What he saw in them, they saw in him. The cold eyes, the sense of detachment and something else, too. The stranger was utterly without fear.

He checked the heat of the coffee, and took another sip, openly watching them.

They were talking about him.

He’d learned to read lips as a boy due to his mother’s speech impediment and pieced together what they were saying.

A further quick exchange passed between them so close across the tabletop their faces almost touched. They whispered urgently.

‘We can’t wait any longer, it’s too risky.’

‘Are you sure that isn’t him?’

‘Don’t be f*cking stupid! He’s not one of us.’

‘Let’s just go. That guy over there...he’s making me nervous.’

They stood up and left.

He drained the last of his coffee. It made him want to piss, but he daren’t go for fear of losing the two men.

Outside they entered a large, dirty white van. He followed at a distance for miles. Eventually, they turned off the main road, driving in the darkness down ever narrowing roads, until they reached a farm track.

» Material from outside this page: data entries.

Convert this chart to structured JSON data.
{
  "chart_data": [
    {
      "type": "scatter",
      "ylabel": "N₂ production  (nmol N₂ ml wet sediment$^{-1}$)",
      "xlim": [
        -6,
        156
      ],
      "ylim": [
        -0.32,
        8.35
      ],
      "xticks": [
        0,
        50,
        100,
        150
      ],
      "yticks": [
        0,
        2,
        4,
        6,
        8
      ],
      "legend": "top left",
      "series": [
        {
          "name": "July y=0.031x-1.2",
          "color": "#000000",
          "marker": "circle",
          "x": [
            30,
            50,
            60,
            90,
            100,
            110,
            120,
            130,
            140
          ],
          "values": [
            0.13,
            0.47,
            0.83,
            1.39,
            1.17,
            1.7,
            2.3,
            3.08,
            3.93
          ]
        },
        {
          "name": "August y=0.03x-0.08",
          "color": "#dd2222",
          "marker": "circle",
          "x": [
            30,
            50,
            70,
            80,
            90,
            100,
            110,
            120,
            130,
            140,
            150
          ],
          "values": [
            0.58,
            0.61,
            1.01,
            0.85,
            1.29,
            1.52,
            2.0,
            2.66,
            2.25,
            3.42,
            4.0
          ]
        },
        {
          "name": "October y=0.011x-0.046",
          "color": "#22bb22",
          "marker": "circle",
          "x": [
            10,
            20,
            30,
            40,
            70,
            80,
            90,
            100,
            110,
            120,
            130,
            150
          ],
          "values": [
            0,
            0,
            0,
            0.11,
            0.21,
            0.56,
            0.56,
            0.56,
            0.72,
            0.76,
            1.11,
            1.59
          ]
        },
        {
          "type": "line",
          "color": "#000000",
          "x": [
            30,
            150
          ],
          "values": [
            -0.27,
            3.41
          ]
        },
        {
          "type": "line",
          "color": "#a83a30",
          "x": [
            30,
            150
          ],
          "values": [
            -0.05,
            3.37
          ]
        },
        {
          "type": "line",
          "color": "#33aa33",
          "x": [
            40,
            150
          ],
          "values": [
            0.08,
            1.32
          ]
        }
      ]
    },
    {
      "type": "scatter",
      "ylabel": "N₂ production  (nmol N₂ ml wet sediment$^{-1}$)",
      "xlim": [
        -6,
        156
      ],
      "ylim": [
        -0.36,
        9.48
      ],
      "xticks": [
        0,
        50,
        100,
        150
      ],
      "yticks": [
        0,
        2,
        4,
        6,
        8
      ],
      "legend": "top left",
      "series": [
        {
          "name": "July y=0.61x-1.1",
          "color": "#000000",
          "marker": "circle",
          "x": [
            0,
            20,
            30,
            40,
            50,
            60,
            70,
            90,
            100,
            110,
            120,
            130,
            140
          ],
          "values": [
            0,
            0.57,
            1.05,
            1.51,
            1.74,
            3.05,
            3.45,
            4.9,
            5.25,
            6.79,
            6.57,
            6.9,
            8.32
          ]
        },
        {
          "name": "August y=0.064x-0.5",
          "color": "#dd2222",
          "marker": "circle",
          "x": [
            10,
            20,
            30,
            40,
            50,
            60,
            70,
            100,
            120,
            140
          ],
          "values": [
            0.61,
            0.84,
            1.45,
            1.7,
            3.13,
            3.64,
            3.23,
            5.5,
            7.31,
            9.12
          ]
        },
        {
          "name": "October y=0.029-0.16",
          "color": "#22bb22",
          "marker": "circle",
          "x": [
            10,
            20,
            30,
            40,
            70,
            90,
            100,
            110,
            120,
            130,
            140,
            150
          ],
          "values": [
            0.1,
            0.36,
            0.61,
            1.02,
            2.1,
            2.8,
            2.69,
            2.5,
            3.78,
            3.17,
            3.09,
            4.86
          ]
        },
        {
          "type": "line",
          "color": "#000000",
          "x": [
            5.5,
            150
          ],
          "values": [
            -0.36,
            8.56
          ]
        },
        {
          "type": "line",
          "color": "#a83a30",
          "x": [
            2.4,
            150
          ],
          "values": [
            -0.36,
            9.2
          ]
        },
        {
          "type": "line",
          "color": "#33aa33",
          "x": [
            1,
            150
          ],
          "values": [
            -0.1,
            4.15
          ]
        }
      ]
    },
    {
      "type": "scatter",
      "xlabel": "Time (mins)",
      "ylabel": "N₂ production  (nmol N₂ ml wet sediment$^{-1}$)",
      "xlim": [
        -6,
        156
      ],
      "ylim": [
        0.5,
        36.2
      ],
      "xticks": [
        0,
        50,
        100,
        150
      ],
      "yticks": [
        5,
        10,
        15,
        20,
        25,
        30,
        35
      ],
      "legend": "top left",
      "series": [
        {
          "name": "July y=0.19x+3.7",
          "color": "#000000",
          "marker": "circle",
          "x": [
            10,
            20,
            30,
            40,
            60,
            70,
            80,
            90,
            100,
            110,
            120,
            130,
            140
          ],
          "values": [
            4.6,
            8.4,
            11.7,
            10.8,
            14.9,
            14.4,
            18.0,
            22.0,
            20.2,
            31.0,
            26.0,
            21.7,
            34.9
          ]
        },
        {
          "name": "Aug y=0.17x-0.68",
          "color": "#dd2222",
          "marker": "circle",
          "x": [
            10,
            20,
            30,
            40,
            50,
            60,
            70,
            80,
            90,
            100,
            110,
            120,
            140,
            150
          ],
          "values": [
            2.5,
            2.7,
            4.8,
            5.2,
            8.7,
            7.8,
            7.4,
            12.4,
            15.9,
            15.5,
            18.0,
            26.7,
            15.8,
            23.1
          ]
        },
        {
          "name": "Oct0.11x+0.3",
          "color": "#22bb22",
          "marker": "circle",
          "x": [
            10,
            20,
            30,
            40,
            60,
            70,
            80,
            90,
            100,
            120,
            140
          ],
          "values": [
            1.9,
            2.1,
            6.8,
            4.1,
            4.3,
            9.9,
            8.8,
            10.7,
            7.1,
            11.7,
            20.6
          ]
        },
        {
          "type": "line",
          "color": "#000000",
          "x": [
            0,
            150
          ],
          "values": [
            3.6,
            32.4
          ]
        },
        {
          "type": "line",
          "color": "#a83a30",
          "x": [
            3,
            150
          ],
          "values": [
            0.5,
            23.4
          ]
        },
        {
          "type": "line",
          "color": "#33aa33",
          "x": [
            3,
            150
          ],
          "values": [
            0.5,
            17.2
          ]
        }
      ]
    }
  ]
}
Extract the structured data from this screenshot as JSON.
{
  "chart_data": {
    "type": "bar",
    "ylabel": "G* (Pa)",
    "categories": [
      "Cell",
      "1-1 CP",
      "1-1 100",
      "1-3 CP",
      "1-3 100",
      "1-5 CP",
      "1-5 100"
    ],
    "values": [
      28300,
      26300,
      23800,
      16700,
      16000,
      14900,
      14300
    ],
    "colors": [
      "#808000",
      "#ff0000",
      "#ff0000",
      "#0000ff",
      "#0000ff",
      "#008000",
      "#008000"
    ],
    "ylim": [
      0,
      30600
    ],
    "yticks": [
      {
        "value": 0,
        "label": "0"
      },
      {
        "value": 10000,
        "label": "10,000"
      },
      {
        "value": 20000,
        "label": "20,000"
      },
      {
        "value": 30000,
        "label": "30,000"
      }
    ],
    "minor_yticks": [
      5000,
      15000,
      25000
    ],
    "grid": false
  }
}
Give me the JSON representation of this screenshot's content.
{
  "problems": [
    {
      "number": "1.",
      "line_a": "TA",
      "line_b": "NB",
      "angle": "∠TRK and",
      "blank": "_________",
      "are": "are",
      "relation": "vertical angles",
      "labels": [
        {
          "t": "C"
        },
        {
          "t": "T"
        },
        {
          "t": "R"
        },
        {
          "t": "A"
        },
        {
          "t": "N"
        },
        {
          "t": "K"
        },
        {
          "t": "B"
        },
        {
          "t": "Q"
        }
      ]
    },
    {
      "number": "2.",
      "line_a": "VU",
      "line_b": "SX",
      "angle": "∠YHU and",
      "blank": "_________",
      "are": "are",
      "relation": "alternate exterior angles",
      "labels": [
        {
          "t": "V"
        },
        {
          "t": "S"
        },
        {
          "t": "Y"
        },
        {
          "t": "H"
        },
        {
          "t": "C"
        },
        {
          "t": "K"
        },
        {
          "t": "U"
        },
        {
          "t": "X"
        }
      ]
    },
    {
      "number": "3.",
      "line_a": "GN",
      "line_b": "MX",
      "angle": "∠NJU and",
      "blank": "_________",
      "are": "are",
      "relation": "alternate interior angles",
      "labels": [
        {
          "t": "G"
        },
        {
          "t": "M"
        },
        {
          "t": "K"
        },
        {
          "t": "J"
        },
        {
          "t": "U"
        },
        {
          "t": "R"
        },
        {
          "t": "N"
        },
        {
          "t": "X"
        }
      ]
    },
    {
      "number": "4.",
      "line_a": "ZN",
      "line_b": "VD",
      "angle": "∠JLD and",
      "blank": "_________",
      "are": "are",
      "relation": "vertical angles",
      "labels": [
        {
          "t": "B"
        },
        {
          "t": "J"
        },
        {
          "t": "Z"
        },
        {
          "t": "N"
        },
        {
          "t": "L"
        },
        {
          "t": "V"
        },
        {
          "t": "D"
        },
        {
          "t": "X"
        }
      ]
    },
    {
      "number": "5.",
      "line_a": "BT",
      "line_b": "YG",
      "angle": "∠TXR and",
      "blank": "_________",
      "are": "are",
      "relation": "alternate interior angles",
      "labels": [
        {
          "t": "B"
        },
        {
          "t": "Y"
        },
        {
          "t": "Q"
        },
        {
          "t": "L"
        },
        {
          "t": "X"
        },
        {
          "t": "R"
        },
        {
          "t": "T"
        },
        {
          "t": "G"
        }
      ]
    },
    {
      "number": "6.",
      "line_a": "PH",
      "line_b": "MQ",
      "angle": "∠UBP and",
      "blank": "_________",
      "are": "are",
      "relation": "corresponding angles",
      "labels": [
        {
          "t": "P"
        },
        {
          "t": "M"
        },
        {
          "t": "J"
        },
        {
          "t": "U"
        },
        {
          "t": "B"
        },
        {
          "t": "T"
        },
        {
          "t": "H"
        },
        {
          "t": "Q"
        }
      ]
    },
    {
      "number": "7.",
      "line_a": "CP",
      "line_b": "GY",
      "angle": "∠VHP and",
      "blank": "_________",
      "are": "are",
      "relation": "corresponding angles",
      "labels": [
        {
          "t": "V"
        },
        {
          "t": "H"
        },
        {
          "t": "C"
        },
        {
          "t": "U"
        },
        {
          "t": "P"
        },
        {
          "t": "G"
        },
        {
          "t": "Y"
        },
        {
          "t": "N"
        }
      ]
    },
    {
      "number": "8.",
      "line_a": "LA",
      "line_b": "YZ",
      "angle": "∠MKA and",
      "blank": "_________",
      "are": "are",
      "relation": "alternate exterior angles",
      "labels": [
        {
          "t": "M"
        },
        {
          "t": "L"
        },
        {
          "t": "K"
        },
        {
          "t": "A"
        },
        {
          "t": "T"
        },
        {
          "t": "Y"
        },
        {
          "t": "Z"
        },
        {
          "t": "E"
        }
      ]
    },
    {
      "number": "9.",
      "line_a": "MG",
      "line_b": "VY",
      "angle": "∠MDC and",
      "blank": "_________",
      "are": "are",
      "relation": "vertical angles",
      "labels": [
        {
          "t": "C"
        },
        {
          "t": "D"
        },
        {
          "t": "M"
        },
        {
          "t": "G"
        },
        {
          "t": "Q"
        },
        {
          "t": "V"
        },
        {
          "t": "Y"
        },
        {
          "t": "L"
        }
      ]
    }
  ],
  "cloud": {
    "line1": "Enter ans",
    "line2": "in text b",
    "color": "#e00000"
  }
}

Five minutes later, they pulled up outside a run down house surrounded by old shipping containers.

The stranger had switched his lights off as soon as he’d turned onto the track, navigating by moonlight alone. He pulled up two hundred yards away and observed from his car.

One of the men retrieved a small figure from the back wrapped in a blanket. The other looked around furtively as he slammed the back doors of the van shut. The two men hurried inside with the boy. Dogs barked excitedly. He could tell from the depth and resonance of the barking they were big and there were at least two of them.

Sprinting as fast as he dared in the darkness, he got to within a few yards and then walked the remaining distance on the sides of his feet. He pressed his back against the wall outside the house, next to the door they'd entered.

The low growling informed him the animals had sensed his presence.

Damn dogs! He hadn’t fully recovered from the bite he’d received before Christmas. That one had come out of nowhere. Its owner had trained it to go for the nuts. He winced at the painful memory. One day he’d go back for the owner, for what he did to him.

Damned perverts probably think the animals are excited about having a child in the house. No time to lose.

He kicked in the door. Rottweilers! The first leapt at him. He buried his knife to the hilt into its head, killing it instantly. He snatched at the knife, pulling up on it hard to retrieve it. The dead dog’s head and shoulders rose from the floor. The knife wouldn’t come out. It was stuck in deep, right through the bone. No time! The second one was on him; hot breath and saliva sprayed his face as he grabbed a front leg. Side stepping away, he pulled and lifted, swinging hard, he smashed it against the wall. He felt its leg break or dislocate; it didn’t matter which. He stamped hard on its neck.

Face down on a table, trussed up and crying; the sound muffled by a gag; the boy was trying to turn round to see what was happening.

‘Look away kid!’ The stranger commanded.

At first, the men were slow, caught by the shock of how quickly their first line of defence had failed, but now they closed in on the intruder. He stood stock still, ready. They rushed in from both sides as if they'd rehearsed the move, but they could never have anticipated violence on the scale about to be unleashed upon them. The two of them were used to dealing with no more than a child’s resistance, and the stranger annihilated them easily with a short series of heavy blows. His gloved fists hooked and hammered away, like a butcher tenderising steaks.

The boy was frozen, stunned into silence, unsure what would become of him.